Poco importa che siano forse stati il carisma o l'aiuto "soprannaturale", essendo Tim profondamente religioso, più che le effettive capacità del giovanotto a trasformare gli scarsi Broncos in un team vincente, resta il fatto che la popolarità dell'ex QB dei Florida Gators è stata talmente debordante che alla vigilia del Superbowl su Twitter molti addetti ai lavori si chiedevano quando la ESPN avrebbe smesso di parlare di Tebow per occuparsi finalmente della partita imminente.

Terminata la stagione del football adesso è un altro eroe che riempie gli onori delle cronache: Jeremy Shu How Lin, per il quale è stato appunto coniato il termine "Linsanity".
La storia di questo cestista cino-californiano è in certo senso molto "americana": rimasto "undrafted" (non scelto) alla lotteria del 2010 viene invitato dai Mavericks, forse impressionati dalla sua media punti ad Harvard nella Ivy league (dove prima si studia poi si fa sport), a giocare nella Summer League dove ha modo di mettersi in mostra perché riceve alcune proposte di contratto e sceglie Golden State, squadra in cui rimane un anno a mezzo milione di dollari e gioca 29 partite con 2,6 punti di media.
Nel 2011 passa a New York e le sue cifre sono del pari poco esaltanti. Tuttavia qualcuno lo ama o intravede in lui notevoli potenzialità perché a Natale, all'inizio di questa stagione ridotta dell'NBA, Lin è di nuovo seduto sulla panchina dei Knicks e sembra destinato a restarci a lungo ed alzarsi solo in rare occasioni e per pochi minuti, come del resto la stagione precedente e quella prima ancora.
Ma in America, si dice, tutti hanno una possibilità e non c'è dubbio che Lin abbia giocato bene la sua mano nell'occasione che la sorte e la vita gli hanno concesso: infortuni a catena per la squadra coi pantaloni alla zuava e coach D'Antoni, vecchia conoscenza della palla al cesto italica, lo mette in campo da titolare; sarà un successo.
Nella prima partita da partente Lin scrive a referto 25 punti, poi ne segna 28 e quindi 23, ma è ancora un carneade. Gli onori delle cronache arrivano il 10 febbraio quando praticamente da solo strapazza i Lakers mettendo a segno 38 punti, conditi con 7 assist, ma la vera Linsanity comincia il giorno di San Valentino quando il nostro eroe si dimostra anche uno con la mentalità vincente imbucando il tiro da tre vincente all'ultimo secondo contro i Raptors.
Da allora l'astro di Lin brilla di luce propria e i tifosi dei Knicks, da anni assetati di vittorie, impazziscono: le magliette vanno a ruba, piatti e bevande vengono battezzati con il suo nome e perfino una copertina di Time lo onora.

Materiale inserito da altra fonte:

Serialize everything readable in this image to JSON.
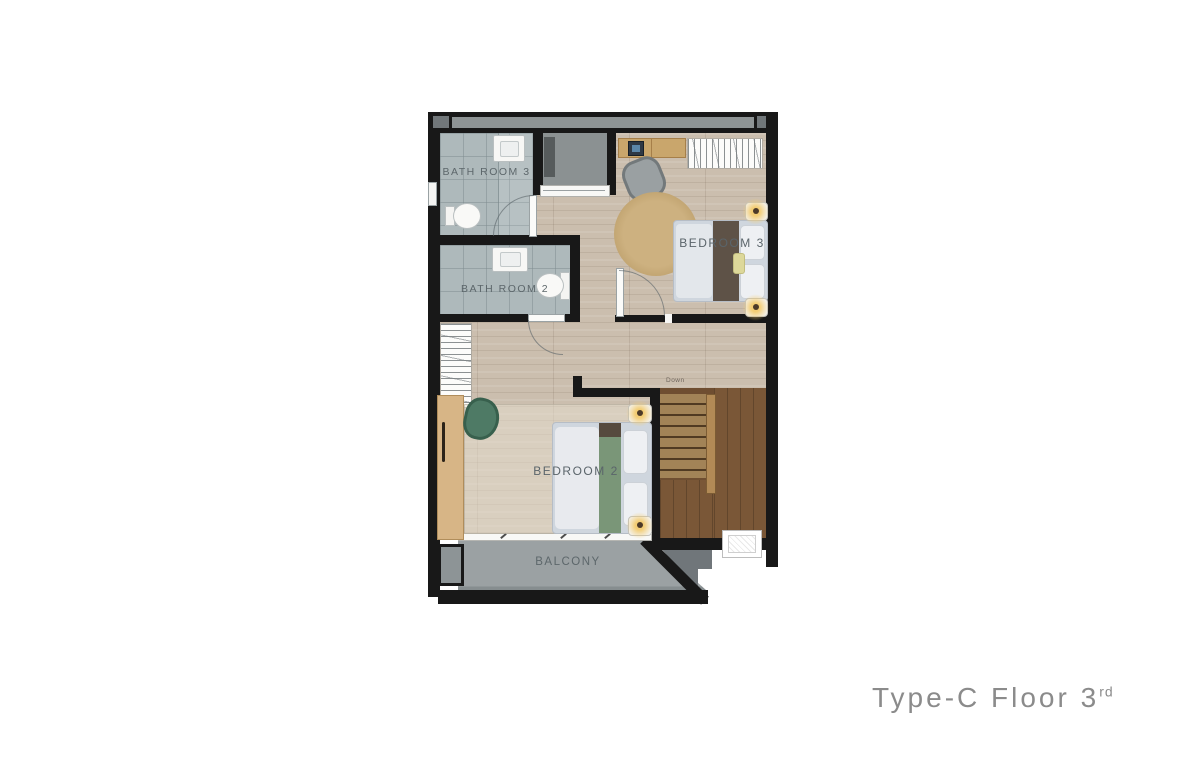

Non si deve neanche trascurare la provenienza etnica della brillantissima stella, la comunità cino-americana, vittima di stereotipi e di razzismo, che ci consente così di chiudere il cerchio sulla favola americana: un signor nessuno, sottostimato per pregiudizi razziali, che si alza dalla panchina cui sembra destinato per tutta la vita e vola ad abbracciare gli onori e la gloria.

Ma sarà, appunto, vera e duratura gloria?